The city’s primary defense (and greatest mystery) is its curious moat. The reason that the city has grown upward instead of sprawling out as most do is the actual physical boundary of this strange effect; no water surrounds the walls, but instead there exists a twenty-yard-wide zone of reversed gravity around the city’s circumference. The only reason that the city is accessible in the first place is an ill-understood fluctuation in the relative strength of this effect, which creates a null gravity “hole”. The culture and infrastructure of Waitoshi have adapted to these bounds like vines to an arbor, including a (banned) city-wide tendency to use the moat as a means to dispose of waste. This creates a danger for outsiders who are accustomed to garbage falling down- those that are incautious looking out of windows in the city walls often regret it. The cause of the anomaly is still a mystery, despite centuries of archaeological and magical investigation.

Waitoshi architecture is surprisingly consistent given the variety of the population, but the effect is made somewhat surreal by the juxtaposition of details specific to different trends throughout the city’s history. It is made even more alien by the unique support structures employed by the towers; their mysterious builders distributed the massive weight by suspending massive stone spheres from cables within the gravitic anomaly.

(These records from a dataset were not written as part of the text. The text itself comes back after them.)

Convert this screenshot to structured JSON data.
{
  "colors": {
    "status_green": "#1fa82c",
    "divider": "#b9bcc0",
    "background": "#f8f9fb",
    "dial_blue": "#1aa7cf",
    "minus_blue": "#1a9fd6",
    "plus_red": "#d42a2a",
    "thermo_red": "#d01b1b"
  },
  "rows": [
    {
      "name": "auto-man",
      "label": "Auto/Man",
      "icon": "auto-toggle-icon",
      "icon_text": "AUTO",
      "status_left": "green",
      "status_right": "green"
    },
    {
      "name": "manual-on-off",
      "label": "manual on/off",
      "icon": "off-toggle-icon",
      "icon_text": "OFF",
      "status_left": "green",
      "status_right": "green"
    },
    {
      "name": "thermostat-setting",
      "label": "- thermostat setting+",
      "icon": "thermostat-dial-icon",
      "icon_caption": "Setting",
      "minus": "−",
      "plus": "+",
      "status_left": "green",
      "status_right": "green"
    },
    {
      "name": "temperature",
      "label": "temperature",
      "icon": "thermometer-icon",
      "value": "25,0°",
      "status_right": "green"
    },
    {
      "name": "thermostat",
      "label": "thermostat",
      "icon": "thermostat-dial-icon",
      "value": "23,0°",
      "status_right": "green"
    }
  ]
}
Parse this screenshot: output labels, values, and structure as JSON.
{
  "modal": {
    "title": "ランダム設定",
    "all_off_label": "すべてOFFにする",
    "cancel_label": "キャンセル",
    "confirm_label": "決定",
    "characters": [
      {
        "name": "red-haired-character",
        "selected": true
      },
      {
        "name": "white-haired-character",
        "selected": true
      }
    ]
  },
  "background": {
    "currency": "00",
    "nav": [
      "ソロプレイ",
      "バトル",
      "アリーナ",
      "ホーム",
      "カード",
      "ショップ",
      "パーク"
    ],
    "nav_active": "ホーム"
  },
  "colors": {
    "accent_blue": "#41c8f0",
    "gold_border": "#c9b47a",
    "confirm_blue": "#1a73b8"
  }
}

Other builders have since imitated their example, and now the air above the city is a network of cables from the width of hairs to the size of a grown man’s torso. Buildings are piled haphazardly and seem to lean impossibly against their counterweights, the most famous being the “Cocked and Hens” inn near the city center in which the majority of guests actually sleep on what was once a wall. A few fringe individuals make a living climbing among the cables or even have homes built on the undersides of counterweights, and though these “spyders” and “downers” are technically violating city ordinance they are largely considered harmless nuisances and left alone.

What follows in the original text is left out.